NERAD: It was easy to plop down a convertible body or a station wagon body or a lot of different bodies on that same frame. It wasn't really costly for the manufacturers - or costly in the way that it is now with unibody construction which means the body and the frame are one. You know, it's all kind of constructed as one piece.
GLINTON: So Toyota can't really just put a convertible top on a Camry. If they want to make a convertible, they have to start engineering a car from scratch. Now this next part is why convertibles are less practical to car makers. Automakers have to get their fuel averages for all their cars up to 54.5 miles a gallon within the next decade. And Nerad says though it seems counterintuitive, convertibles are heavier and less efficient than regular sedans.
NERAD: Typically it's got a soft top. It's made of cloth. Most of us think, oh, the cloth is going to weigh less than metal, right? That makes sense. What you have, though, is the mechanism that helps the top go up and down which is made of metal and is, you know, typically heavy. And then you oftentimes have stiffening of the chassis that replaces the stiffening that a solid roof would provide.
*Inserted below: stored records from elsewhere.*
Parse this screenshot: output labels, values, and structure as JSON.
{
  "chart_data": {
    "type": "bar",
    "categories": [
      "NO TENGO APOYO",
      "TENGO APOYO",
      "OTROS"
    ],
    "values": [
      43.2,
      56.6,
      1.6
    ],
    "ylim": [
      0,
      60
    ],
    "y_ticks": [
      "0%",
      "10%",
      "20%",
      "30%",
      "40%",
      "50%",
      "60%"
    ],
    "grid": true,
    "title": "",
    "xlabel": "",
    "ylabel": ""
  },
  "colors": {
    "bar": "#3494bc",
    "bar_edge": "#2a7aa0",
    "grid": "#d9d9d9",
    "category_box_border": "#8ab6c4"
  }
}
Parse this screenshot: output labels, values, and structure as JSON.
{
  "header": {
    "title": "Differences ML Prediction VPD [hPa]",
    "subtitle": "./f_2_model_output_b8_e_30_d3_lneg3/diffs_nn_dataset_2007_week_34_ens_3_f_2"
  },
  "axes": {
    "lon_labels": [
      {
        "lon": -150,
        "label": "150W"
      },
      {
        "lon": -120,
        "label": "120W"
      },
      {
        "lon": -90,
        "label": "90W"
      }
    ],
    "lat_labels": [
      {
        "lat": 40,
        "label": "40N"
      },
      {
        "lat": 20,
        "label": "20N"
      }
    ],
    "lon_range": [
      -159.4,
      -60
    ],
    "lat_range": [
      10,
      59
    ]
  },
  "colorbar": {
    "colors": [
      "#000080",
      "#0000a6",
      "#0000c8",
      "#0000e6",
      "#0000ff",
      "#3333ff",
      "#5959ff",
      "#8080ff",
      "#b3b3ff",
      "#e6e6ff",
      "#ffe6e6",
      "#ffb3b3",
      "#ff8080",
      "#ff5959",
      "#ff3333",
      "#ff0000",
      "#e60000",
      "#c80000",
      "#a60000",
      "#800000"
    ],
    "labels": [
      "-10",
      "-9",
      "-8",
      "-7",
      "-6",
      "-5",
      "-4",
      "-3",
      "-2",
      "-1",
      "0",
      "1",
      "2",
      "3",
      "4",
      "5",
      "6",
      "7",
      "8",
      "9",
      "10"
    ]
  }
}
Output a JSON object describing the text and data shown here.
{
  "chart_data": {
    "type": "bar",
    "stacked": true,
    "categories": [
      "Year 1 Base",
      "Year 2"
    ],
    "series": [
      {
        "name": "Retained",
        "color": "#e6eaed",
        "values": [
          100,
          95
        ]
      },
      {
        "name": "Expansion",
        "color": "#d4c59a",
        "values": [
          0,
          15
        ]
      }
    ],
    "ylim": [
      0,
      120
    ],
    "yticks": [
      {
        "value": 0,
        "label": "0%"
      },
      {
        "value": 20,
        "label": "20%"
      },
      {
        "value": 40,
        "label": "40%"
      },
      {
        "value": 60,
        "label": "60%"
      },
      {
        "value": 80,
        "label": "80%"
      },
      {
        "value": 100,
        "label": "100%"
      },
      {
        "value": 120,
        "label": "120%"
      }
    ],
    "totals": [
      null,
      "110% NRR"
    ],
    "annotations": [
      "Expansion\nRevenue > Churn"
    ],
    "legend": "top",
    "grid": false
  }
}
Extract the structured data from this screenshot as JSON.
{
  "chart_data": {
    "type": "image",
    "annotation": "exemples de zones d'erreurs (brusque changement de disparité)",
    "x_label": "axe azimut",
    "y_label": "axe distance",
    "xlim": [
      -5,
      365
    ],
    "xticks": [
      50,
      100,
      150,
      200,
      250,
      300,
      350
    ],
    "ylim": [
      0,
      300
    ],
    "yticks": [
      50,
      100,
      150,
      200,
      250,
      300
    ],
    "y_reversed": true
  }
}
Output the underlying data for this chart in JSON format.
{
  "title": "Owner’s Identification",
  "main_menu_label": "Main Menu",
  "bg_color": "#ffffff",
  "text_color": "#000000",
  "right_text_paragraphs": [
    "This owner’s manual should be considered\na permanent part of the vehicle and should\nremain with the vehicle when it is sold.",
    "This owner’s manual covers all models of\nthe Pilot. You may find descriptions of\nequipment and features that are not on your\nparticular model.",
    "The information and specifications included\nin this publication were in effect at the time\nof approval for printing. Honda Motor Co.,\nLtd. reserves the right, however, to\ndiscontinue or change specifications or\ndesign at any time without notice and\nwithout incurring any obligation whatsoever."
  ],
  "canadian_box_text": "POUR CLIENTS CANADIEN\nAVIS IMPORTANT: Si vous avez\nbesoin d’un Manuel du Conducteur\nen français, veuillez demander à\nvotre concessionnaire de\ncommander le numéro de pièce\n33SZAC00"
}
GLINTON: They're heavier, so they're less fuel-efficient. And consumers aren't clamoring for convertibles. Sales are down more than 40 percent from their peak in 2004. And the typical convertible buyer is in their 50s. So that's a risk that most car companies aren't willing to make.
ROD MCLAUGHLIN: Yeah, I mean, basically, this car is the most unadulterated encapsulation of everything that we are.
GLINTON: For Mazda, the convertible Miata is a halo car - a head-turning car that makes buyers pay more attention to the brand. Rod McLaughlin is in charge of the new Mazda Miata MX-5, and we went on a drive through Orange County.
MCLAUGHLIN: Every other product that we built has some of that DNA in them whether its an SUV, a sedan or an economy car. There's a little bit of the MX-5 in everything that we build.
GLINTON: Do you think the days of the convertible are past?
MCLAUGHLIN: I absolutely do not. I don't think the days of the convertible ever go away. It's cyclical, and there's a point where people feel like they do need to drive other cars. There was a point where people felt they needed giant SUVs, and that's coming down. There was a point where everyone wanted a station wagon a long time ago. You know, so all these things are cyclical. But I think the desire for something that's fun, that's enjoyable, that is more than just point A to point B transportation - how can that ever go away?
GLINTON: So we boys can dream. Sonari Glinton, NPR News.